On Mon, 08 Mar 2010 01:54:12 -0500, Walter Bright <newshou...@digitalmars.com> wrote:

Lots of meat and potatoes here, and a cookie! (spelling checker for error messages)

http://www.digitalmars.com/d/1.0/changelog.html
http://ftp.digitalmars.com/dmd.1.057.zip


http://www.digitalmars.com/d/2.0/changelog.html
http://ftp.digitalmars.com/dmd.2.041.zip

Thanks to the many people who contributed to this update!

This might belong on d.learn, but it's so specific to this release, I'll ask here:

The implementation of opEquals(Object, Object) contains the following implementation (according to docs and source):

bool opEquals(Object a, Object b) {
    if (a is b) return true;
    if (a is null || b is null) return false;
    if (typeid(a) == typeid(b)) return a.opEquals(b);
    return a.opEquals(b) && b.opEquals(a);
}

The third line seems to be a recursive call into opEquals, since the typeinfos are objects. But because the two typeid classes have the same typeinfo (TypeInfo_Class with class name "TypeInfo_Class") it will only go 2 levels deep since the first if clause will be true. However, it seems a bit redundant to verify that the typeids are not null (they will always be non-null) and have the same typeinfo (they will).

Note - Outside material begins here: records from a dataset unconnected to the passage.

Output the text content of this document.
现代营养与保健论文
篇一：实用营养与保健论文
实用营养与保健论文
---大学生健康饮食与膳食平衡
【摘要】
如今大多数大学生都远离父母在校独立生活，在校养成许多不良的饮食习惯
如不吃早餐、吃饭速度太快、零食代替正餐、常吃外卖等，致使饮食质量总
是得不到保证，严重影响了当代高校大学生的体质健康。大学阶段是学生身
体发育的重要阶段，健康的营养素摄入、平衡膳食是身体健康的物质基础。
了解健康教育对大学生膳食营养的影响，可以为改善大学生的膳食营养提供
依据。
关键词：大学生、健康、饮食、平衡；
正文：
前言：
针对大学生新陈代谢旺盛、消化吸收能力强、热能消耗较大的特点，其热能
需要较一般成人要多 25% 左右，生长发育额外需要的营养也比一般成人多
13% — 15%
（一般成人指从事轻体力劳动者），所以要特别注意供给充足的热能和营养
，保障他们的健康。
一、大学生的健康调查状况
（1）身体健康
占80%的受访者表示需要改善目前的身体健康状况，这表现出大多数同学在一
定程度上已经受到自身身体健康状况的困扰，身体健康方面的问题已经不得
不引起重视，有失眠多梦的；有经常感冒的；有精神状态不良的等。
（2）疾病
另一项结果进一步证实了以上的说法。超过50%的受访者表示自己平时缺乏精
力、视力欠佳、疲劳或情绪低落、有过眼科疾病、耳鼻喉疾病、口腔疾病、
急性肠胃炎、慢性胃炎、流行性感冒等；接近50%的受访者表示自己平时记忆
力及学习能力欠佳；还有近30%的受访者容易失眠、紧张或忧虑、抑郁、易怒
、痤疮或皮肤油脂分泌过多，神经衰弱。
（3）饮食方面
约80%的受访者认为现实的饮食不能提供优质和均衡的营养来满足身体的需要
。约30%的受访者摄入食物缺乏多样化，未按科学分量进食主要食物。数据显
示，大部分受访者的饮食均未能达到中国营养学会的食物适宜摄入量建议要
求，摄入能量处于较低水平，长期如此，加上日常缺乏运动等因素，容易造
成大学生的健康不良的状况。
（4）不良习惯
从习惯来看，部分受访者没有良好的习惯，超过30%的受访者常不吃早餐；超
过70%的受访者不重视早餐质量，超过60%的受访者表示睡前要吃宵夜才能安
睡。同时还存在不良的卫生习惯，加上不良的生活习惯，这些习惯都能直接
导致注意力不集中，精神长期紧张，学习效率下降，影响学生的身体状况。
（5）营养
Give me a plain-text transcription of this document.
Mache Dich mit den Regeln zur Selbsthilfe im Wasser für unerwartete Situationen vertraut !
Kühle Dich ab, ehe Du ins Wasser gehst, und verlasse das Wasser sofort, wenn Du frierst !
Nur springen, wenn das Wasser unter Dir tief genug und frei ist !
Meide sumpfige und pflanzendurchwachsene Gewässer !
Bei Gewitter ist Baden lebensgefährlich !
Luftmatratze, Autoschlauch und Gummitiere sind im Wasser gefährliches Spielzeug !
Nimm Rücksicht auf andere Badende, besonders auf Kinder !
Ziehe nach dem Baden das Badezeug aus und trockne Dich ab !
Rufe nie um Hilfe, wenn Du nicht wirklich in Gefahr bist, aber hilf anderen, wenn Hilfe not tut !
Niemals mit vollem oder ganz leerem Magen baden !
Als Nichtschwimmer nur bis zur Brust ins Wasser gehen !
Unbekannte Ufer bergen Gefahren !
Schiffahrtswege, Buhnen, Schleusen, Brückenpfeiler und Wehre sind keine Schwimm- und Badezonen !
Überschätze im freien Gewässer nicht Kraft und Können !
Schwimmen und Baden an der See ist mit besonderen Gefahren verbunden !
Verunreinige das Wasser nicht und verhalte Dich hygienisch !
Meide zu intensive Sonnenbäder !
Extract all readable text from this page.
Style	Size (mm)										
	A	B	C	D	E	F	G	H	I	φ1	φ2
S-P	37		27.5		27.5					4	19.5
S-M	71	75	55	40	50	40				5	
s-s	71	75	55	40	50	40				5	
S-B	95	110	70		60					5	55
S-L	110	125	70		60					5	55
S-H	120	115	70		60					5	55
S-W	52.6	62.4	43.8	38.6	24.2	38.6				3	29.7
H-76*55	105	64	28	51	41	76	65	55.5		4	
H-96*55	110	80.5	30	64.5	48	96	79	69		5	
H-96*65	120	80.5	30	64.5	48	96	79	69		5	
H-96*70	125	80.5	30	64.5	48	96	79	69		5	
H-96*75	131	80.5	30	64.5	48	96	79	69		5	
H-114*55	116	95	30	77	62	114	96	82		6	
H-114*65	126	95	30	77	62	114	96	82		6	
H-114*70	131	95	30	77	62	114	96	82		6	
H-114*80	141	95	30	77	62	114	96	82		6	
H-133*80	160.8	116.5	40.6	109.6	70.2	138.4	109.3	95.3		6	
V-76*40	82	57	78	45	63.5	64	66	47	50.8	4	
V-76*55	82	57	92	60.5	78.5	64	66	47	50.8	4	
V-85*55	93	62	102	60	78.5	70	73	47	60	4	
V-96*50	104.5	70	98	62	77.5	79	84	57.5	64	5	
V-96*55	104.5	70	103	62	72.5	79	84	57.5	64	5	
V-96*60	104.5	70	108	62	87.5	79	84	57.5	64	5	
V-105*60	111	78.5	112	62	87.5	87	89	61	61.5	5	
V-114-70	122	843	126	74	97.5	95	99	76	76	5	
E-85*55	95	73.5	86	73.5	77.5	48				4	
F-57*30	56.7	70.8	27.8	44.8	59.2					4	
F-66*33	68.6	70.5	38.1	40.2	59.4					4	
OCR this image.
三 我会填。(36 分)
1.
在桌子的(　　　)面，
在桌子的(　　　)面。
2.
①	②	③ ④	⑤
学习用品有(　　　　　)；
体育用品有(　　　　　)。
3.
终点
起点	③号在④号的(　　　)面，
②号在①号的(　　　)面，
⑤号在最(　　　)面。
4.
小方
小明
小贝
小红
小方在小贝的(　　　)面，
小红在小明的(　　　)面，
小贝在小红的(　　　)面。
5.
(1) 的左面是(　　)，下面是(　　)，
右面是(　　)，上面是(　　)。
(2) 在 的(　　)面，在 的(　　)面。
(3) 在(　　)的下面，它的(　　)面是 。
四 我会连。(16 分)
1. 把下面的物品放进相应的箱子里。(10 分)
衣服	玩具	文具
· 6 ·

Wouldn't it be more efficient and correct to just do:

if(typeid(a).opEquals(typeid(b)))

Also, there is a function inside object implementation to compare two typeinfos (commented out in interface file), is that used? Does the compiler allow overloading the global opEquals?

Also, const is not respected:

class C
{
   int x;
   bool opEquals(Object other){ ++x; return false;}
}
void main()
{
   const c = new C;
   const d = new D;
   assert(c != d);
}

compiles without complaint. I would argue that opEquals should be const in both Object and the global function, but I'm not sure of the ramifications. At the very least, the above should not compile.